Ainsi, en généralisant cette proposition, pour maximiser la circulation du capital migratoire considéré ici comme le bien le plus précieux d’une famille, la famille à distance, par sa plasticité (notamment en matière de désirs d’enfants et de grossesses), parvient à se mouler dans les lois du regroupement familial des pays d’accueil et dans les spécificités de leur marché du travail[19]. J’ai indiqué comment le projet migratoire porte sur des obligations qui relient les membres d’une famille sur plusieurs générations (Laurent 2014, 2015) ; ces obligations maintiennent des liens solides entre les noyaux dispersés d’une famille, dans le temps et dans l’espace[20].

Ces récits indiquent comment la migration est d’abord une affaire de famille, avant d’être un projet individuel. De ceci, je suggérerais que par sa plasticité surtout, la famille à distance devient l’institution ad hoc pour s’adapter (se mouler), par le mouvement qu’elle facilite, aux arcanes de la globalisation. D’une étonnante modernité, elle permet à ses membres de s’adapter aux conséquences de la globalisation du XXIe siècle.

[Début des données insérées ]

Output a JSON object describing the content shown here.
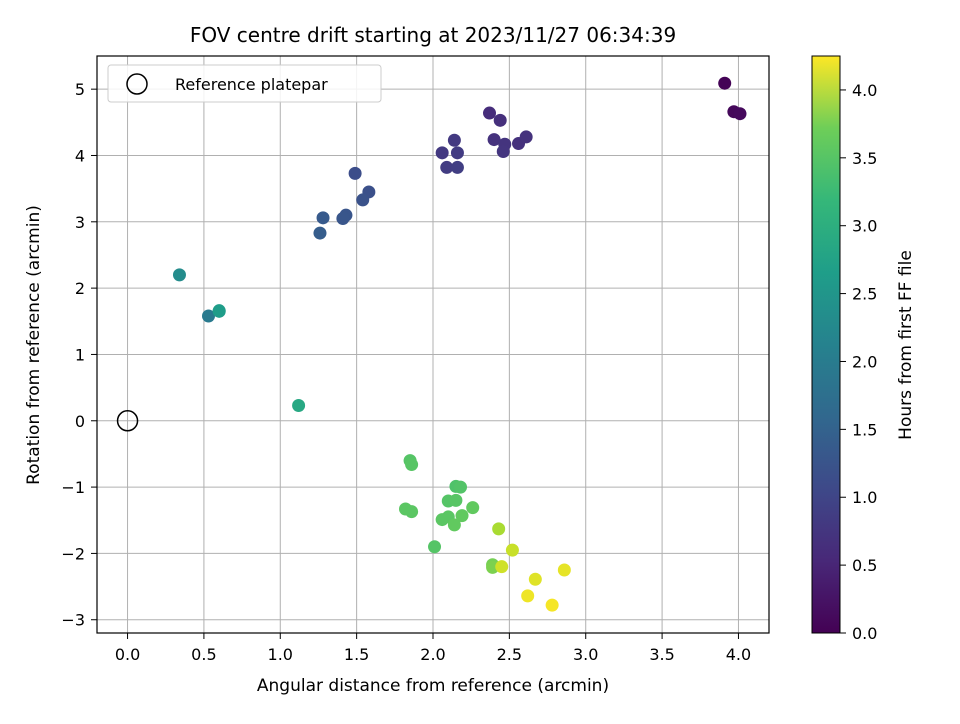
{
  "chart_data": {
    "type": "scatter",
    "title": "FOV centre drift starting at 2023/11/27 06:34:39",
    "xlabel": "Angular distance from reference (arcmin)",
    "ylabel": "Rotation from reference (arcmin)",
    "xlim": [
      -0.2,
      4.2
    ],
    "ylim": [
      -3.2,
      5.5
    ],
    "xticks": [
      "0.0",
      "0.5",
      "1.0",
      "1.5",
      "2.0",
      "2.5",
      "3.0",
      "3.5",
      "4.0"
    ],
    "yticks": [
      "−3",
      "−2",
      "−1",
      "0",
      "1",
      "2",
      "3",
      "4",
      "5"
    ],
    "grid": true,
    "legend": {
      "position": "top-left",
      "entries": [
        "Reference platepar"
      ]
    },
    "reference_point": {
      "x": 0.0,
      "y": 0.0
    },
    "colorbar": {
      "label": "Hours from first FF file",
      "colormap": "viridis",
      "range": [
        0.0,
        4.25
      ],
      "ticks": [
        "0.0",
        "0.5",
        "1.0",
        "1.5",
        "2.0",
        "2.5",
        "3.0",
        "3.5",
        "4.0"
      ]
    },
    "points": [
      {
        "x": 3.91,
        "y": 5.09,
        "c": 0.02
      },
      {
        "x": 3.97,
        "y": 4.66,
        "c": 0.08
      },
      {
        "x": 4.01,
        "y": 4.63,
        "c": 0.1
      },
      {
        "x": 2.37,
        "y": 4.64,
        "c": 0.55
      },
      {
        "x": 2.44,
        "y": 4.53,
        "c": 0.58
      },
      {
        "x": 2.4,
        "y": 4.24,
        "c": 0.62
      },
      {
        "x": 2.47,
        "y": 4.17,
        "c": 0.64
      },
      {
        "x": 2.46,
        "y": 4.06,
        "c": 0.66
      },
      {
        "x": 2.56,
        "y": 4.18,
        "c": 0.6
      },
      {
        "x": 2.61,
        "y": 4.28,
        "c": 0.62
      },
      {
        "x": 2.14,
        "y": 4.23,
        "c": 0.72
      },
      {
        "x": 2.06,
        "y": 4.04,
        "c": 0.72
      },
      {
        "x": 2.16,
        "y": 4.04,
        "c": 0.74
      },
      {
        "x": 2.09,
        "y": 3.82,
        "c": 0.76
      },
      {
        "x": 2.16,
        "y": 3.82,
        "c": 0.78
      },
      {
        "x": 1.49,
        "y": 3.73,
        "c": 1.0
      },
      {
        "x": 1.58,
        "y": 3.45,
        "c": 1.05
      },
      {
        "x": 1.54,
        "y": 3.33,
        "c": 1.08
      },
      {
        "x": 1.43,
        "y": 3.1,
        "c": 1.12
      },
      {
        "x": 1.41,
        "y": 3.05,
        "c": 1.14
      },
      {
        "x": 1.28,
        "y": 3.06,
        "c": 1.2
      },
      {
        "x": 1.26,
        "y": 2.83,
        "c": 1.25
      },
      {
        "x": 0.34,
        "y": 2.2,
        "c": 2.05
      },
      {
        "x": 0.53,
        "y": 1.58,
        "c": 1.75
      },
      {
        "x": 0.6,
        "y": 1.65,
        "c": 2.3
      },
      {
        "x": 0.6,
        "y": 1.66,
        "c": 2.35
      },
      {
        "x": 1.12,
        "y": 0.23,
        "c": 2.55
      },
      {
        "x": 1.85,
        "y": -0.6,
        "c": 3.1
      },
      {
        "x": 1.86,
        "y": -0.66,
        "c": 3.12
      },
      {
        "x": 2.15,
        "y": -0.99,
        "c": 3.05
      },
      {
        "x": 2.18,
        "y": -1.0,
        "c": 3.08
      },
      {
        "x": 2.1,
        "y": -1.21,
        "c": 3.1
      },
      {
        "x": 2.15,
        "y": -1.2,
        "c": 3.12
      },
      {
        "x": 1.82,
        "y": -1.33,
        "c": 3.15
      },
      {
        "x": 1.86,
        "y": -1.37,
        "c": 3.15
      },
      {
        "x": 2.19,
        "y": -1.43,
        "c": 3.2
      },
      {
        "x": 2.26,
        "y": -1.31,
        "c": 3.2
      },
      {
        "x": 2.1,
        "y": -1.45,
        "c": 3.15
      },
      {
        "x": 2.06,
        "y": -1.49,
        "c": 3.15
      },
      {
        "x": 2.14,
        "y": -1.57,
        "c": 3.2
      },
      {
        "x": 2.01,
        "y": -1.9,
        "c": 3.1
      },
      {
        "x": 2.43,
        "y": -1.63,
        "c": 3.7
      },
      {
        "x": 2.52,
        "y": -1.95,
        "c": 3.9
      },
      {
        "x": 2.39,
        "y": -2.17,
        "c": 3.35
      },
      {
        "x": 2.39,
        "y": -2.21,
        "c": 3.4
      },
      {
        "x": 2.45,
        "y": -2.2,
        "c": 3.95
      },
      {
        "x": 2.67,
        "y": -2.39,
        "c": 4.05
      },
      {
        "x": 2.86,
        "y": -2.25,
        "c": 4.1
      },
      {
        "x": 2.62,
        "y": -2.64,
        "c": 4.15
      },
      {
        "x": 2.78,
        "y": -2.78,
        "c": 4.2
      }
    ]
  }
}
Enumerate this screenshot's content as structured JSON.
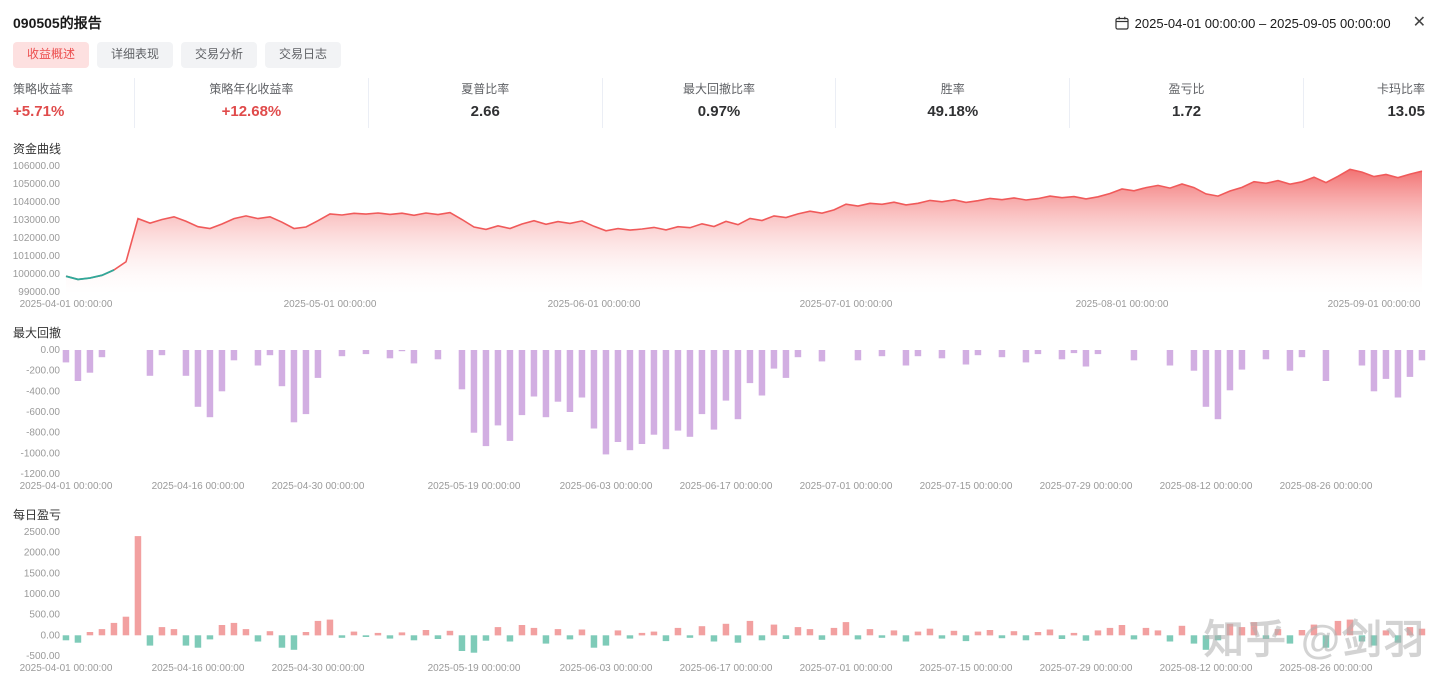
{
  "header": {
    "title": "090505的报告",
    "date_range": {
      "start": "2025-04-01 00:00:00",
      "separator": "–",
      "end": "2025-09-05 00:00:00"
    }
  },
  "icons": {
    "close": "✕",
    "calendar": "calendar-icon"
  },
  "tabs": [
    {
      "label": "收益概述",
      "active": true
    },
    {
      "label": "详细表现",
      "active": false
    },
    {
      "label": "交易分析",
      "active": false
    },
    {
      "label": "交易日志",
      "active": false
    }
  ],
  "stats": [
    {
      "label": "策略收益率",
      "value": "+5.71%",
      "highlight": true
    },
    {
      "label": "策略年化收益率",
      "value": "+12.68%",
      "highlight": true
    },
    {
      "label": "夏普比率",
      "value": "2.66",
      "highlight": false
    },
    {
      "label": "最大回撤比率",
      "value": "0.97%",
      "highlight": false
    },
    {
      "label": "胜率",
      "value": "49.18%",
      "highlight": false
    },
    {
      "label": "盈亏比",
      "value": "1.72",
      "highlight": false
    },
    {
      "label": "卡玛比率",
      "value": "13.05",
      "highlight": false
    }
  ],
  "watermark": "知乎 @剑羽",
  "chart_data": [
    {
      "type": "area",
      "title": "资金曲线",
      "ylim": [
        99000,
        106000
      ],
      "yticks": [
        "106000.00",
        "105000.00",
        "104000.00",
        "103000.00",
        "102000.00",
        "101000.00",
        "100000.00",
        "99000.00"
      ],
      "xticks": [
        {
          "label": "2025-04-01 00:00:00",
          "index": 0
        },
        {
          "label": "2025-05-01 00:00:00",
          "index": 22
        },
        {
          "label": "2025-06-01 00:00:00",
          "index": 44
        },
        {
          "label": "2025-07-01 00:00:00",
          "index": 65
        },
        {
          "label": "2025-08-01 00:00:00",
          "index": 88
        },
        {
          "label": "2025-09-01 00:00:00",
          "index": 109
        }
      ],
      "start_segment_len": 5,
      "colors": {
        "line": "#f05a5a",
        "start_line": "#2fa99a",
        "fill_top": "rgba(240,90,90,0.85)",
        "fill_bottom": "rgba(255,240,240,0.05)"
      },
      "values": [
        99880,
        99700,
        99780,
        99930,
        100230,
        100680,
        103080,
        102830,
        103030,
        103180,
        102930,
        102630,
        102530,
        102780,
        103080,
        103230,
        103080,
        103180,
        102880,
        102530,
        102610,
        102960,
        103340,
        103280,
        103370,
        103330,
        103390,
        103310,
        103380,
        103260,
        103390,
        103300,
        103410,
        103030,
        102610,
        102480,
        102680,
        102530,
        102780,
        102960,
        102760,
        102910,
        102810,
        102950,
        102650,
        102400,
        102520,
        102440,
        102500,
        102590,
        102450,
        102630,
        102570,
        102790,
        102640,
        102920,
        102740,
        103090,
        102970,
        103230,
        103140,
        103340,
        103490,
        103380,
        103560,
        103880,
        103780,
        103930,
        103870,
        103990,
        103840,
        103930,
        104090,
        104010,
        104120,
        103980,
        104070,
        104200,
        104130,
        104230,
        104110,
        104190,
        104330,
        104240,
        104300,
        104170,
        104290,
        104470,
        104720,
        104620,
        104800,
        104920,
        104770,
        105000,
        104800,
        104450,
        104330,
        104610,
        104810,
        105130,
        105040,
        105190,
        104990,
        105120,
        105380,
        105080,
        105430,
        105810,
        105660,
        105410,
        105530,
        105350,
        105550,
        105710
      ]
    },
    {
      "type": "bar",
      "title": "最大回撤",
      "ylim": [
        -1200,
        0
      ],
      "yticks": [
        "0.00",
        "-200.00",
        "-400.00",
        "-600.00",
        "-800.00",
        "-1000.00",
        "-1200.00"
      ],
      "xticks": [
        {
          "label": "2025-04-01 00:00:00",
          "index": 0
        },
        {
          "label": "2025-04-16 00:00:00",
          "index": 11
        },
        {
          "label": "2025-04-30 00:00:00",
          "index": 21
        },
        {
          "label": "2025-05-19 00:00:00",
          "index": 34
        },
        {
          "label": "2025-06-03 00:00:00",
          "index": 45
        },
        {
          "label": "2025-06-17 00:00:00",
          "index": 55
        },
        {
          "label": "2025-07-01 00:00:00",
          "index": 65
        },
        {
          "label": "2025-07-15 00:00:00",
          "index": 75
        },
        {
          "label": "2025-07-29 00:00:00",
          "index": 85
        },
        {
          "label": "2025-08-12 00:00:00",
          "index": 95
        },
        {
          "label": "2025-08-26 00:00:00",
          "index": 105
        }
      ],
      "colors": {
        "bar": "#d2aee2",
        "pos": "#d2aee2",
        "neg": "#d2aee2"
      },
      "values": [
        -120,
        -300,
        -220,
        -70,
        0,
        0,
        0,
        -250,
        -50,
        0,
        -250,
        -550,
        -650,
        -400,
        -100,
        0,
        -150,
        -50,
        -350,
        -700,
        -620,
        -270,
        0,
        -60,
        0,
        -40,
        0,
        -80,
        -10,
        -130,
        0,
        -90,
        0,
        -380,
        -800,
        -930,
        -730,
        -880,
        -630,
        -450,
        -650,
        -500,
        -600,
        -460,
        -760,
        -1010,
        -890,
        -970,
        -910,
        -820,
        -960,
        -780,
        -840,
        -620,
        -770,
        -490,
        -670,
        -320,
        -440,
        -180,
        -270,
        -70,
        0,
        -110,
        0,
        0,
        -100,
        0,
        -60,
        0,
        -150,
        -60,
        0,
        -80,
        0,
        -140,
        -50,
        0,
        -70,
        0,
        -120,
        -40,
        0,
        -90,
        -30,
        -160,
        -40,
        0,
        0,
        -100,
        0,
        0,
        -150,
        0,
        -200,
        -550,
        -670,
        -390,
        -190,
        0,
        -90,
        0,
        -200,
        -70,
        0,
        -300,
        0,
        0,
        -150,
        -400,
        -280,
        -460,
        -260,
        -100
      ]
    },
    {
      "type": "bar",
      "title": "每日盈亏",
      "ylim": [
        -500,
        2500
      ],
      "yticks": [
        "2500.00",
        "2000.00",
        "1500.00",
        "1000.00",
        "500.00",
        "0.00",
        "-500.00"
      ],
      "xticks": [
        {
          "label": "2025-04-01 00:00:00",
          "index": 0
        },
        {
          "label": "2025-04-16 00:00:00",
          "index": 11
        },
        {
          "label": "2025-04-30 00:00:00",
          "index": 21
        },
        {
          "label": "2025-05-19 00:00:00",
          "index": 34
        },
        {
          "label": "2025-06-03 00:00:00",
          "index": 45
        },
        {
          "label": "2025-06-17 00:00:00",
          "index": 55
        },
        {
          "label": "2025-07-01 00:00:00",
          "index": 65
        },
        {
          "label": "2025-07-15 00:00:00",
          "index": 75
        },
        {
          "label": "2025-07-29 00:00:00",
          "index": 85
        },
        {
          "label": "2025-08-12 00:00:00",
          "index": 95
        },
        {
          "label": "2025-08-26 00:00:00",
          "index": 105
        }
      ],
      "colors": {
        "pos": "#f2a0a0",
        "neg": "#7ecbb8"
      },
      "values": [
        -120,
        -180,
        80,
        150,
        300,
        450,
        2400,
        -250,
        200,
        150,
        -250,
        -300,
        -100,
        250,
        300,
        150,
        -150,
        100,
        -300,
        -350,
        80,
        350,
        380,
        -60,
        90,
        -40,
        60,
        -80,
        70,
        -120,
        130,
        -90,
        110,
        -380,
        -420,
        -130,
        200,
        -150,
        250,
        180,
        -200,
        150,
        -100,
        140,
        -300,
        -250,
        120,
        -80,
        60,
        90,
        -140,
        180,
        -60,
        220,
        -150,
        280,
        -180,
        350,
        -120,
        260,
        -90,
        200,
        150,
        -110,
        180,
        320,
        -100,
        150,
        -60,
        120,
        -150,
        90,
        160,
        -80,
        110,
        -140,
        90,
        130,
        -70,
        100,
        -120,
        80,
        140,
        -90,
        60,
        -130,
        120,
        180,
        250,
        -100,
        180,
        120,
        -150,
        230,
        -200,
        -350,
        -120,
        280,
        200,
        320,
        -90,
        150,
        -200,
        130,
        260,
        -300,
        350,
        380,
        -150,
        -250,
        120,
        -180,
        200,
        160
      ]
    }
  ]
}
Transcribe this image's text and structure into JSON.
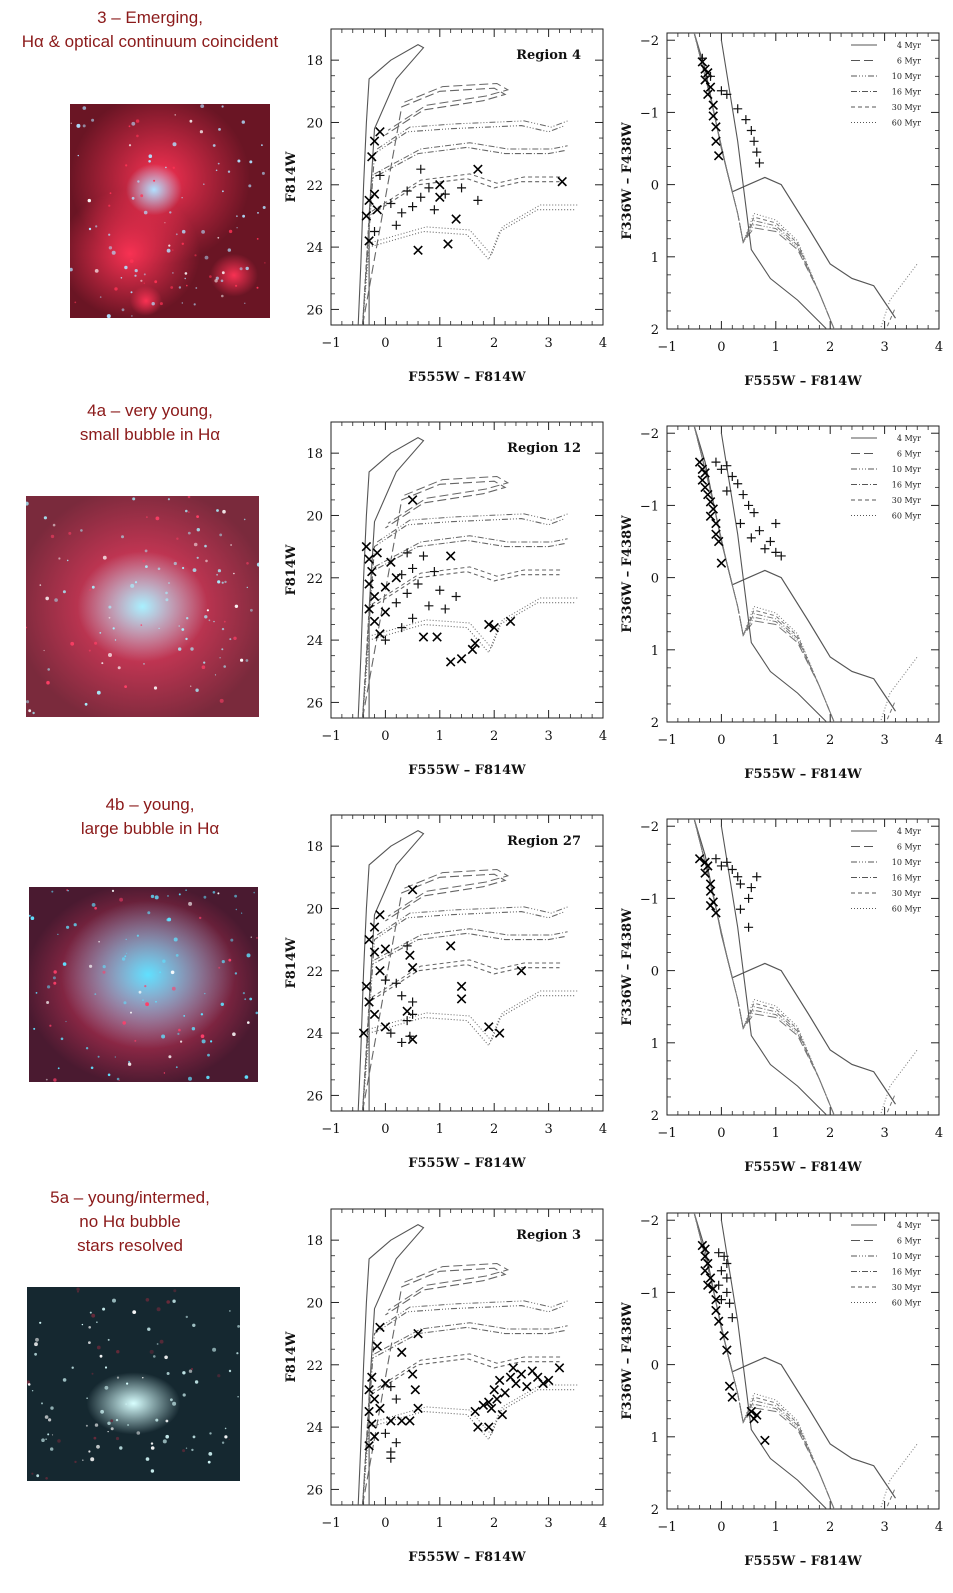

La seconde hypothèse renvoie au système « machi-matricentré ». Schématiquement, j’ai avancé l’idée que le découplage inhérent à la société capverdienne entre l’alliance et la sexualité résulte du système « machi-matricentré » qui conduit à l’endettement du fils vis-à-vis de sa mère, lequel fils peut avoir été conçu pour assurer à terme sa sécurité. Le couple mère-fils, structuré par la dette du fils à l’égard de sa mère, accorde à une éventuelle compagne une place problématique, à la différence de la maîtresse, plus tolérée, même si à terme elle pourra se muer en mãe de filhos, et parfois finalement en compagne.

Désir d’enfant, grossesse et transmission d’une dette sont ici liés lorsque le fils (voire la fille) à naître est déjà gros de la survie de sa mère lorsqu’elle sera devenue vieille. En conséquence, jeune adulte, le fils sera écartelé entre la fidélité envers sa mère et le désir d’une femme, laquelle, à défaut de pouvoir être une épouse, trop clairement identifiée à une rivale de sa mère (dans la quête de la sécurité), se muera en maîtresse (en compagne), moins dangereuse du fait qu’elle est exclue de la filiation. Il est question de la rivalité entre deux femmes : l’une (la mère) pour maintenir la filiation, l’autre (la compagne) pour s’inscrire dans la filiation, avec à la clé, l’accès à la « rente » de cet homme.

Autrement dit, par la grossesse, une « femme non mariable » crée une relation de parenté alternative avec un homme indisponible comme mari (ou compagnon) : une étrangère, à défaut de devenir une compagne attitrée ou une épouse, devient mãe de filho (mère d’un enfant) pour l’homme et il devient pai de filho (père d’un enfant) pour elle. Ce n’est que lorsque l’homme aura le sentiment d’avoir remboursé sa dette vis-à-vis de sa mère que progressivement il s’installera parfois plus durablement avec l’une de ses maîtresses, compagnes, et/ou mères de ses enfants. C’est dans ce sens qu’on peut affirmer ici que l’alliance, de même que la production d’affins, est processuelle.